Notes¶

This page explains certain aspects of the code.

Optimizations¶

Imports outside top level¶

import statements can be executed just about anywhere. It's often useful to place them inside functions to restrict their visibility and/or reduce initial startup time. Although Python's interpreter is optimized to not import the same module multiple times, repeatedly executing an import statement can seriously affect performance in some circumstances.

From https://wiki.python.org/moin/PythonSpeed/PerformanceTips#Import_Statement_Overhead

Because of this, I've added imports in each function that needs them instead of adding them at the top. since the user is only gonna run one single command the imports required for other commands don't need to be imported.
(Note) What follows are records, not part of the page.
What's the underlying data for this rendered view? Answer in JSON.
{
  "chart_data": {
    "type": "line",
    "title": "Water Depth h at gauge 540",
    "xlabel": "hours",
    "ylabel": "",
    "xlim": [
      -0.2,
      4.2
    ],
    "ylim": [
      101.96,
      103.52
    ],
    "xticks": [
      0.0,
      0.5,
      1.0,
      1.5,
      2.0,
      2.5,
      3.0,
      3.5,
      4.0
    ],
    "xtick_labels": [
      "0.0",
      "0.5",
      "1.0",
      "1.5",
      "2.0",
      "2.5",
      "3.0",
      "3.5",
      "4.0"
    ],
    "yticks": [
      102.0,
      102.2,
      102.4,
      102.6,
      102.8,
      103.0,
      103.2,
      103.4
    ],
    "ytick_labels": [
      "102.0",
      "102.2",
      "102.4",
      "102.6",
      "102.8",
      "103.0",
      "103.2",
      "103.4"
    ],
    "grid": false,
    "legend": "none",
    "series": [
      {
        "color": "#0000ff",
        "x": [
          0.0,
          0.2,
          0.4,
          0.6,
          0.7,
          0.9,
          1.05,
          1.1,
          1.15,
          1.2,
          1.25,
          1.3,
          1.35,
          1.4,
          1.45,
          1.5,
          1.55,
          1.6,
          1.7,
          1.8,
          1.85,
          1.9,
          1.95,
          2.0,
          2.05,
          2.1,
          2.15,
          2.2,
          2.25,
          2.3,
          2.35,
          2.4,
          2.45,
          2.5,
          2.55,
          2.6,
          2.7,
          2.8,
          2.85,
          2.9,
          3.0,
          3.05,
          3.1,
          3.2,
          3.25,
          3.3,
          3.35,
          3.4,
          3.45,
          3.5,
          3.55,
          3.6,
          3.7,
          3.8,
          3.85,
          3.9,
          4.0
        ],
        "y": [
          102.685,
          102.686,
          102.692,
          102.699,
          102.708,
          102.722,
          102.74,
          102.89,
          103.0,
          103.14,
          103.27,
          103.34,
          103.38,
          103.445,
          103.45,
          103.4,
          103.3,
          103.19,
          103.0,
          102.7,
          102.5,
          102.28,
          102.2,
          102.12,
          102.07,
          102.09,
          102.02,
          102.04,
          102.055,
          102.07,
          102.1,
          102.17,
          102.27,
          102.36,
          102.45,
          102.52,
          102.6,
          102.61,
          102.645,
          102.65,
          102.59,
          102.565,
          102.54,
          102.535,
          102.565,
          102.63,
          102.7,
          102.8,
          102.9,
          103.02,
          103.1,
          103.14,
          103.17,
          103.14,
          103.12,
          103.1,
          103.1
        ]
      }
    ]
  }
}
Doing this saves around 500ms.

Compiling regex in `regex-search`¶

I compile the regex because it's almost twice as fast.

>>> timeit.timeit(not_compiled, number=5)
6.0103950999999824
>>> timeit.timeit(compiled, number=5)
3.9251674000000207

Code

Source code for non compiled regex:

1
2
3

def no_compile():
    for i in range(1000000):
        re.match(r".+", secrets.token_hex(32))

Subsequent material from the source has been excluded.